L.A. Times columnist Patrick Goldstein takes a gander at the script for Peter Jackson‘s The Lovely Bones, and thereafter understands “why the film’s supporters see it as less of a brooding Little Children-style drama and more of a supernatural thriller, packed with creepy chills and a sense of wonder.”
It doesn’t matter. Even if it’s a dark adult drama about a 14-year-old girl who is brutally raped and murdered, which sounds nervy at the very least. If it’s a Peter Jackson film, I know I’m going to suffer one way or another. All of you Jackson haters out there know exactly what I’m talking about. He can’t and won’t go home again and revert into the filmmaker who made Heavenly Creatures.
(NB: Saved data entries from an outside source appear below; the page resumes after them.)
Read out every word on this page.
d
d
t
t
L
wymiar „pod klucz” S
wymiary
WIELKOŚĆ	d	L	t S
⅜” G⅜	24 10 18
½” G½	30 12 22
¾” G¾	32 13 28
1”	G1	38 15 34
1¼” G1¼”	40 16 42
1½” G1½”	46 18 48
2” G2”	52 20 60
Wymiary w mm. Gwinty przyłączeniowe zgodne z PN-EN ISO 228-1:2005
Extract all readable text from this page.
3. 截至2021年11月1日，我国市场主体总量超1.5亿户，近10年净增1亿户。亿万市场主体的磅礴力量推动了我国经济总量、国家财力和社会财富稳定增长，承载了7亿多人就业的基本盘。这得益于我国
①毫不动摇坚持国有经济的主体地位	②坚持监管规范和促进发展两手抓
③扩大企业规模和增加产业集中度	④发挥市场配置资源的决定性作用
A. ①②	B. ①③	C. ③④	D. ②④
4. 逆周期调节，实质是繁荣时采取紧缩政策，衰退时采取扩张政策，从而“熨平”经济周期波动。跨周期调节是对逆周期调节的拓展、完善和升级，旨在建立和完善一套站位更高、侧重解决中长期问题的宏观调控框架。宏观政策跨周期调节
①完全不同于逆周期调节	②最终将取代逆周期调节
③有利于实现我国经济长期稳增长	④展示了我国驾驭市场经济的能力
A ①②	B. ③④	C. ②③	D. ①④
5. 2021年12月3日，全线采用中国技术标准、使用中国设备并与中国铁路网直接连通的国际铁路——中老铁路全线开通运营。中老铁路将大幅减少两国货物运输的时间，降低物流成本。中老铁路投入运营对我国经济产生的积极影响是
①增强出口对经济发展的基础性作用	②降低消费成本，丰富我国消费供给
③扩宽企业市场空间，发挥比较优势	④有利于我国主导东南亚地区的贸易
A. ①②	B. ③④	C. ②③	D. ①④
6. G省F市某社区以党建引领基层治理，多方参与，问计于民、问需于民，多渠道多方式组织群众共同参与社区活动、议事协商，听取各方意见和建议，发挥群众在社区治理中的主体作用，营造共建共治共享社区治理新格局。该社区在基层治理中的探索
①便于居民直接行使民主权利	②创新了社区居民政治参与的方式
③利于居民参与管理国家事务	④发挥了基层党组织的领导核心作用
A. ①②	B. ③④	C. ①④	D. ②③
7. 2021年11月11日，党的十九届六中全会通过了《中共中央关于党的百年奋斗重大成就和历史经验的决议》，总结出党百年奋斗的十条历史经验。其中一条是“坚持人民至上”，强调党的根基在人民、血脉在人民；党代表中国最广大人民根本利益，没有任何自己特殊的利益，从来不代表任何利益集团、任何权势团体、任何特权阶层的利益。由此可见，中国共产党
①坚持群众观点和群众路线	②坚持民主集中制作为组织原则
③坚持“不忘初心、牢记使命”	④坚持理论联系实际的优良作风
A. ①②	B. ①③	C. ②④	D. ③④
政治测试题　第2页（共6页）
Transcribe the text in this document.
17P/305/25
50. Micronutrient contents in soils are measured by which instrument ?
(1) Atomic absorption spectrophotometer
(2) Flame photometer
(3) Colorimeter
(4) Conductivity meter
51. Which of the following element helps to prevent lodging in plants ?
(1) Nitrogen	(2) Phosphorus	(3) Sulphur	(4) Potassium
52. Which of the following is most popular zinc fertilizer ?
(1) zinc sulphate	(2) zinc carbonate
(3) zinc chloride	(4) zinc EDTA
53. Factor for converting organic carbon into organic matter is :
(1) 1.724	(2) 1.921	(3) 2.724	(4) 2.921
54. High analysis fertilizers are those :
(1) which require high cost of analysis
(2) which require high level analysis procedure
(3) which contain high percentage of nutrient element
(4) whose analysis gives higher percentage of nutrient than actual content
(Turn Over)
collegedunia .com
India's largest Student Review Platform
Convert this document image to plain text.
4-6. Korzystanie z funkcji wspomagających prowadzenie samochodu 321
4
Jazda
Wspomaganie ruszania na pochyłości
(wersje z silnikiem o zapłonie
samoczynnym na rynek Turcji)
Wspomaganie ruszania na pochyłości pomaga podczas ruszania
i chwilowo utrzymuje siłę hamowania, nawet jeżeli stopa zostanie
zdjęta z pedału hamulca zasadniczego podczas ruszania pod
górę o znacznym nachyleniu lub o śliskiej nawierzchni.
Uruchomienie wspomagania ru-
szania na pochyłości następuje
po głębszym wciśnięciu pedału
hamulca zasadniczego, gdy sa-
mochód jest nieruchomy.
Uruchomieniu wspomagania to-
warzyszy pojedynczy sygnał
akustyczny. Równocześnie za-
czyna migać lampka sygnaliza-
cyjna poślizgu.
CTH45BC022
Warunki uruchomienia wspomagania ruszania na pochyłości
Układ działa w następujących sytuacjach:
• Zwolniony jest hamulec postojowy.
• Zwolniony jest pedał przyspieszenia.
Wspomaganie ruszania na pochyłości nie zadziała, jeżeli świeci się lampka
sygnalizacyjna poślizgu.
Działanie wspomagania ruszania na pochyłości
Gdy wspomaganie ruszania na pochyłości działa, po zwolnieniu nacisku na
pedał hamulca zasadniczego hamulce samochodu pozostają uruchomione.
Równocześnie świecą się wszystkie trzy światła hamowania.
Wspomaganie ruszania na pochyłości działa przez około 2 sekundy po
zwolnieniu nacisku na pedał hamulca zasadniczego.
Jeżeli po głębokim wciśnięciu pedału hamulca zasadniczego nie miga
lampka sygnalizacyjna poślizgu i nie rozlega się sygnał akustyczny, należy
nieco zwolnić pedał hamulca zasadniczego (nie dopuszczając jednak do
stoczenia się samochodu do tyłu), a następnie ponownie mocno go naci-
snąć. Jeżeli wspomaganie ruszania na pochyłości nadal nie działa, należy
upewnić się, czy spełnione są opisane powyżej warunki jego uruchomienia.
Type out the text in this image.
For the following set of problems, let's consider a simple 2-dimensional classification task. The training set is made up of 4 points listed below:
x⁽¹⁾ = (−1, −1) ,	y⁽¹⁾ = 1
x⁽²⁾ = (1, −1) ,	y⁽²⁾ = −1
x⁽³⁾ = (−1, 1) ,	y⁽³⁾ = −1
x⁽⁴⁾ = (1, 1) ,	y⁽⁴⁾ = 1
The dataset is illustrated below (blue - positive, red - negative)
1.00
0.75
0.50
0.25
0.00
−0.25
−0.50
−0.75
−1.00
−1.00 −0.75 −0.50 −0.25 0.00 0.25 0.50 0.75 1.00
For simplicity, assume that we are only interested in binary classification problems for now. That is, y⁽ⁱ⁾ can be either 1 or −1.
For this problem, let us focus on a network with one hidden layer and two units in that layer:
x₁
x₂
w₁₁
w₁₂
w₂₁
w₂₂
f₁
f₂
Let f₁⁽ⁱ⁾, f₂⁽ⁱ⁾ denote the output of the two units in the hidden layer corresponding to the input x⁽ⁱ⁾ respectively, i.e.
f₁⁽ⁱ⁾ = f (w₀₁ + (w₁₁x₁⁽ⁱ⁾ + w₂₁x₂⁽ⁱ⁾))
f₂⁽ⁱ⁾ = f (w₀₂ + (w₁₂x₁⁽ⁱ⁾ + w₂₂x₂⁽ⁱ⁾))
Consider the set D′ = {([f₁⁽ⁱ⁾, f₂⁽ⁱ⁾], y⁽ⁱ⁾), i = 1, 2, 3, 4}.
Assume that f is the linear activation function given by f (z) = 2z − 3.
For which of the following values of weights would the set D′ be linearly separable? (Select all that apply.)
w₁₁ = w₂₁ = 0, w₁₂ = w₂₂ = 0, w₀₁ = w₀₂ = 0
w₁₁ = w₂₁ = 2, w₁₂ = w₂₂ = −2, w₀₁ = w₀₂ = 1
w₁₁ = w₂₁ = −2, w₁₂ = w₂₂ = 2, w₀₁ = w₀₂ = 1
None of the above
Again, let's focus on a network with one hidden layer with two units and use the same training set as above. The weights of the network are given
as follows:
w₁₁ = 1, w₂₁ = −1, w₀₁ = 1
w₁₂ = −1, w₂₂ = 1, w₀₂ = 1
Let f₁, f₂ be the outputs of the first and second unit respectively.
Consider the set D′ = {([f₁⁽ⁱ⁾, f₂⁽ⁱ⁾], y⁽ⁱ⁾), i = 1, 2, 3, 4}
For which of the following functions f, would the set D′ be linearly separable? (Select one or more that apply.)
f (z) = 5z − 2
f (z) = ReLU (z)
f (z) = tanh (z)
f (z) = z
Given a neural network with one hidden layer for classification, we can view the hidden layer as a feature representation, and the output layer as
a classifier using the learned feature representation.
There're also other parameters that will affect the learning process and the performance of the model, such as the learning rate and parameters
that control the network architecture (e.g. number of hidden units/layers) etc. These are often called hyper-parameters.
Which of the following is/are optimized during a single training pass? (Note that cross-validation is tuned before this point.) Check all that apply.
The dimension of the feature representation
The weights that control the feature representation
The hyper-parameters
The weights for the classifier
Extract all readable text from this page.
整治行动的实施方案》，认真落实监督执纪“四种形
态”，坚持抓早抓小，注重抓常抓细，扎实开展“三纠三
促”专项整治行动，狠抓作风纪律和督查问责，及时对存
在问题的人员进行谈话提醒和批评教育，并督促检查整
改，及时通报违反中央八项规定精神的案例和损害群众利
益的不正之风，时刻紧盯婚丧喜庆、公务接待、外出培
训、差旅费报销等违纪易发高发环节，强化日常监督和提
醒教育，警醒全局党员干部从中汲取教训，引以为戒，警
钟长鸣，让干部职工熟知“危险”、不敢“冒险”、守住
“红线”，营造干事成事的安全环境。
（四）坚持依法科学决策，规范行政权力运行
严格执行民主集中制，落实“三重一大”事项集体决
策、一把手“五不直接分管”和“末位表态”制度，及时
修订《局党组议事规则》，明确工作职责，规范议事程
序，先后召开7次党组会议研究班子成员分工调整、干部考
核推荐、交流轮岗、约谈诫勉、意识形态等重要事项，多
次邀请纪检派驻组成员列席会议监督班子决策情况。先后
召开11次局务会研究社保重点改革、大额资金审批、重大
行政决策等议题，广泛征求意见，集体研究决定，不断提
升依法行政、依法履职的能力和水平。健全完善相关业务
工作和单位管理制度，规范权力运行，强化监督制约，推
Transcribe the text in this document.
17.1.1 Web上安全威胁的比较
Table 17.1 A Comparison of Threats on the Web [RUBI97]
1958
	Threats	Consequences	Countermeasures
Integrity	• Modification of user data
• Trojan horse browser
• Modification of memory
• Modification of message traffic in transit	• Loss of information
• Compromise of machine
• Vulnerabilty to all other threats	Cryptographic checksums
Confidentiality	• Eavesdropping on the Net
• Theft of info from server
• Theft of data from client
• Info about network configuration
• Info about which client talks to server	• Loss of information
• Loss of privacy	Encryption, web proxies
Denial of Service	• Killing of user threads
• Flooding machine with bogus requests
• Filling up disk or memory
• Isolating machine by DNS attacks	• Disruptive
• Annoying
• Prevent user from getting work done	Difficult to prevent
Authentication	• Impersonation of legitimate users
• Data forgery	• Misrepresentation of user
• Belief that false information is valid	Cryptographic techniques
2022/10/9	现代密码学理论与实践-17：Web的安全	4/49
He’s become like Federico Fellini was in the late ’60s and ’70s (i.e., indulgence is everything!), and nothing is going to change that.
Goldstein then reads the untitled Michael Mann-Leonardo DiCaprio Hollywood period thriller that’s been having trouble getting financed, and concludes this is due to (a) it being too costly at a $120 million, plus the concern that Mann almost always goes over-budget, and (b) the film being “full of familiar Hollywood characters who’ve been portrayed endlessly, in altered form, in films over the years…for all its popularity among filmmakers, the inside-Hollywood movie genre has a limited commercial reach.”
As much as I love anything Mann does, I wasn’t all that thrilled when I first read the idea for thisfilm — DiCaprio as a private gumshoe in 1938 who falls in love with an actress he’s hired to watch/protect. Burnished period stuff has a built-in ceidling. But I’d love to see Mann and DiCaprio make theirversion of For Whom The Bell Tolls.